Le premier pacemaker (littéralement « créateur de rythme ») est mis au point en 1957, par l’Américain Wilson Greatbatch, un inventeur indépendant surdoué qui a déposé plus de 140 brevets. Il ressemble à une radio portable à transistor et batterie. Tout en métal, avec un gros bouton pour régler le pouls.
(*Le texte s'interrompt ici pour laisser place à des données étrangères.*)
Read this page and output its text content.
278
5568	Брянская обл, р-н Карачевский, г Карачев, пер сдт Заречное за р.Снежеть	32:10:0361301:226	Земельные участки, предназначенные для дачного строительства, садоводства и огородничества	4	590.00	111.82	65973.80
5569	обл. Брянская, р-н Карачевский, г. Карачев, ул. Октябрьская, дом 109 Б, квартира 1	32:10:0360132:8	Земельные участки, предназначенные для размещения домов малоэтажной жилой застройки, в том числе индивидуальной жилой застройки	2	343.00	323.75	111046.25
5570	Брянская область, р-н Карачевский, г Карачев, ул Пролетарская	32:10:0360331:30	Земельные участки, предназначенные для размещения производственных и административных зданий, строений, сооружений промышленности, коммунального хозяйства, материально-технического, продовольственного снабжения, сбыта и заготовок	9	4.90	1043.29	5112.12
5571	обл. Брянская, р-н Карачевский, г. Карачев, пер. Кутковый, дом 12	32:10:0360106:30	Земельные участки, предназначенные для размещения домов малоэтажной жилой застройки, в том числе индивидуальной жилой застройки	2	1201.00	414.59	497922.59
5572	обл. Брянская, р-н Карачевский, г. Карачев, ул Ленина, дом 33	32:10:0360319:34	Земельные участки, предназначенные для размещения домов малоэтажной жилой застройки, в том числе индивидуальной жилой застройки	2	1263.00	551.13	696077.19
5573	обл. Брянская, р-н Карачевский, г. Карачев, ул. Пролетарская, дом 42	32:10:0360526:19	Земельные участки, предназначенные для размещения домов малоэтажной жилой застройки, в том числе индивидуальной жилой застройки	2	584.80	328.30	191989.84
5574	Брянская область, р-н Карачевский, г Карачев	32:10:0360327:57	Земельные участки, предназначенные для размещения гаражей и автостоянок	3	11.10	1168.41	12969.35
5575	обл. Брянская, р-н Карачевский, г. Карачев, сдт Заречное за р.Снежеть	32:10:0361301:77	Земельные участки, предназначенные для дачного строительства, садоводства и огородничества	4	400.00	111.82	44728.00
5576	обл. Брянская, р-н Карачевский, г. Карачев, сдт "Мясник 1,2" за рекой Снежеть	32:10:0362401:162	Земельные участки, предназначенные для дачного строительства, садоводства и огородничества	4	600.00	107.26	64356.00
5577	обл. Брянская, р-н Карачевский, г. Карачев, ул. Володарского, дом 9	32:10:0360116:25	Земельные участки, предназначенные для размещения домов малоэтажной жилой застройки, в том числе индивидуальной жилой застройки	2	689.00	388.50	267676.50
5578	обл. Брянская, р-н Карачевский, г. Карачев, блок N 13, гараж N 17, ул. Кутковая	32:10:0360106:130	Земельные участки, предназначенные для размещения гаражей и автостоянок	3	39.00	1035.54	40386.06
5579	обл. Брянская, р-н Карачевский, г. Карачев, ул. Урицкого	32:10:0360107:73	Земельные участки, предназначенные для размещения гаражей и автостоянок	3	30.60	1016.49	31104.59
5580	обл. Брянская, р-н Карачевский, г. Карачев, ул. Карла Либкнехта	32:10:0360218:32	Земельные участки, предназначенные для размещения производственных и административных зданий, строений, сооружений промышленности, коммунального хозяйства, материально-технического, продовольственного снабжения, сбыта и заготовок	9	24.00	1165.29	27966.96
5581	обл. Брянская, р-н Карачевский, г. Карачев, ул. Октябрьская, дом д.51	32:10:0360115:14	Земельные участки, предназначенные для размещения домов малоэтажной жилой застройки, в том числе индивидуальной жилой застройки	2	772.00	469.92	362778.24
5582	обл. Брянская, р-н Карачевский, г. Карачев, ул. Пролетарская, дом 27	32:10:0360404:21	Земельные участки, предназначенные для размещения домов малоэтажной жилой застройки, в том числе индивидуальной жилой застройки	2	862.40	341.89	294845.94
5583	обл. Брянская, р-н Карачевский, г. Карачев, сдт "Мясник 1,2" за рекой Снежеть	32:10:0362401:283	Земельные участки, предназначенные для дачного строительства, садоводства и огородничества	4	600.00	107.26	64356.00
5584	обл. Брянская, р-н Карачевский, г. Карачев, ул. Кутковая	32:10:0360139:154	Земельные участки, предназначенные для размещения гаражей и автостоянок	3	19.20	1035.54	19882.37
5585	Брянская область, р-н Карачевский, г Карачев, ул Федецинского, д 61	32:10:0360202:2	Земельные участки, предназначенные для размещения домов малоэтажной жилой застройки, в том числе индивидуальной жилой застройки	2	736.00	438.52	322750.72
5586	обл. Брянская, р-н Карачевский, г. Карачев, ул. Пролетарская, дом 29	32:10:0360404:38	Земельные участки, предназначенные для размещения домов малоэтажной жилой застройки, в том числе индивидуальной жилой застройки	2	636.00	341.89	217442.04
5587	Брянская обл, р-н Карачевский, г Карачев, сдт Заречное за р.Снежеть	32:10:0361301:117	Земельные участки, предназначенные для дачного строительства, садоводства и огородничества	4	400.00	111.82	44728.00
Aujourd’hui, ces stimulateurs cardiaques sont à peine plus gros qu’une pièce de deux euros. Ils se logent sous l’épaule du patient, règlent automatiquement le rythme en fonction de l’effort, sont programmables « à distance » et jouissent d’une durée de vie de sept à douze ans.

Cœur artificiel

Le 12 juillet 2001, Laman Gray et Robert Dowling, deux chirurgiens américains de Louisville (Kentucky) déclenchent un tollé dans la communauté médicale internationale avec la première implantation définitive d'un cœur artificiel autonome : 900 g de rêve mécanique. Les deux chirurgiens n'accordent à leur cobaye qu'une espérance de vie d'une trentaine de jours. Mais, pour beaucoup, ce dernier apparaît comme le premier cyborg, même éphémère, porteur d'une prothèse mécanique de l'organe roi, l'organe de tous les symboles.

Main bionique

Cette main artificielle ouvre l’ère d’une nouvelle génération de prothèses intuitivement contrôlées par la pensée. Car les sensations procurées par ce membre sont, elles, bien authentiques. C’est la première prothèse qui donne en temps réel un retour sensoriel lié à la saisie d’un objet, répète à l’envi Silvestro Micera, directeur du Laboratoire d’ingénierie neuronale translationnelle de l’EPFL. D’ici quelques années, le nombre de sensations procurées simultanément pourrait être multiplié. Notre rêve est de créer une main comme celle de Luke Skywalker. Soit un membre qui allierait dextérité, force et un sens développé du toucher.

« Robotic Exosqueleton »

Mesurant 2 m de haut, il a été assemblé à partir d’innovations déjà existantes et a été conçu à 100 % à partir d’organes de synthèse et de prothèses. Il possède un pancréas, un rein, une trachée et une rate artificiels, tout comme un système autonome de circulation sanguine. Rex, c’est son nom, a coûté 1 million de dollars (763 000 €) à une association visant à la diffusion des sciences et de la biomédecine. Reproduisant le visage du psychologue suisse Bertolt Meyer, il est capable de répondre grâce à ses prothèses auditives, son intelligence artificielle et son générateur de paroles.

Œil électronique

Les autorités américaines ont autorisé la commercialisation d’Argus 2, le tout premier œil bionique qui a déjà été greffé sur une soixantaine d’aveugles dans le monde. Peu de temps après, une société concurrente, l’allemande Retina Implant AG, a annoncé des essais encore plus encourageants. Son système d’implants électroniques est doté une petite puce de 3mm de large, sensible à la lumière.

L’implant inséré au niveau de la rétine a été testé sur neuf patients aveugles et a permis à trois d’entre eux de lire des lettres de façon spontanée.

Patient numérique

De plus en plus, des « systèmes de réalité augmentée » pénètrent l'univers de l'imagerie médicale. En fusionnant les images 3D de l'organe d'un patient et celles obtenues au moment même de l'intervention par la caméra de l'endoscope, des interventions de chirurgie mini-invasive guidée par l'image voient le jour... Et l'on commence à parler du concept de « patient numérique » ou « d'organe transparent ».